Mandiant Launches Training Initiative for Frontline Cyber Experts
Mandiant, a Milpitas, California-based cybersecurity company, has launched its new training program, known as the “Mandiant Academy.” The program provides education courses, incident response and threat intelligence analysis certifications, and operational skills training to meet the shifting needs of security teams. The initiative is designed to help close the cybersecurity skills gap by developing on-the-job capabilities and improving their ability to prevent, detect and respond to today’s threats.
Areas of focus include threat intelligence frameworks, attacker tradecraft, and RFI analysis.
“Creating a strong cyber security team goes beyond implementing the latest tools and solutions,” said Mandiant Consulting Vice President Nick Bennett. “It is about finding and developing the right people to cultivate a high-performance team equipped to navigate the rapidly changing cyber landscape.”
Training deliverables include a proctored certifications program designed to test security teams’ incident response capabilities and threat intelligence knowledge against real-world cyber threats. Instructor led courses can be provided to a single organization or delivered remotely to individual security professionals.
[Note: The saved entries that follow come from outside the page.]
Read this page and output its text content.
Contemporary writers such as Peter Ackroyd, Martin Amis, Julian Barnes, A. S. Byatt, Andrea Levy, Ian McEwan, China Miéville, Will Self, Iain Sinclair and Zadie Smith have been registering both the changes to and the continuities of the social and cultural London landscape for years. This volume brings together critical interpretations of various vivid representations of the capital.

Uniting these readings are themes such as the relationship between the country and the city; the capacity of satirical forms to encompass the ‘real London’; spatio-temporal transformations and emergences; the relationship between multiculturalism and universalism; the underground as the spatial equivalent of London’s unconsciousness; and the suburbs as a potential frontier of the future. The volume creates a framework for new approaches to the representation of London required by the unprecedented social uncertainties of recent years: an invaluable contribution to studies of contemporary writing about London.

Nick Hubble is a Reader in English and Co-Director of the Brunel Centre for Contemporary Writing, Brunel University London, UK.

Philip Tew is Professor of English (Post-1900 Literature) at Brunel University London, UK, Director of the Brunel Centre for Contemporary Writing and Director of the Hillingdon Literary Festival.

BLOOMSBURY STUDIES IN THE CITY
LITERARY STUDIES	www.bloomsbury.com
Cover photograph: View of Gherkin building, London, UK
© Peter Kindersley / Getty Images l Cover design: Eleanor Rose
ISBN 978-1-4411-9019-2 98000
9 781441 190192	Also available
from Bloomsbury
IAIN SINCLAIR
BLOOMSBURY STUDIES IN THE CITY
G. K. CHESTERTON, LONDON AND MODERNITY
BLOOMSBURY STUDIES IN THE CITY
On-demand sessions are also available, as well as a three-day, hands-on cyber simulation exercise that emulates real-world threats.
Courses are taught by active security practitioners with first-hand knowledge of attacker tactics, techniques, and procedures, as well as related tools and malware.
Mandiant is also introducing a new book, “The Defender’s Advantage”, for cyber security professionals and organization leaders. “The book provides expert insights on cyber defenses and employing accelerators to gain an advantage in the evolving cyber security landscape. The book also includes advice on building security teams with the right people, right processes, and right capabilities to hunt for threats and manage incidents.
In addition, the company is collaborating with VetSec, Inc., a non-profit organization that helps veterans enter careers in cyber security, to offer 33 VetSec, Inc. members complimentary access to Mandiant Academy’s On-Demand Cyber Threat Intelligence Training courses.
Organizations need to implement strategies that involve training their security teams to develop and grow their problem-solving and critical thinking skills to defeat threats at hand. Initiatives like this one can help move the ball forward.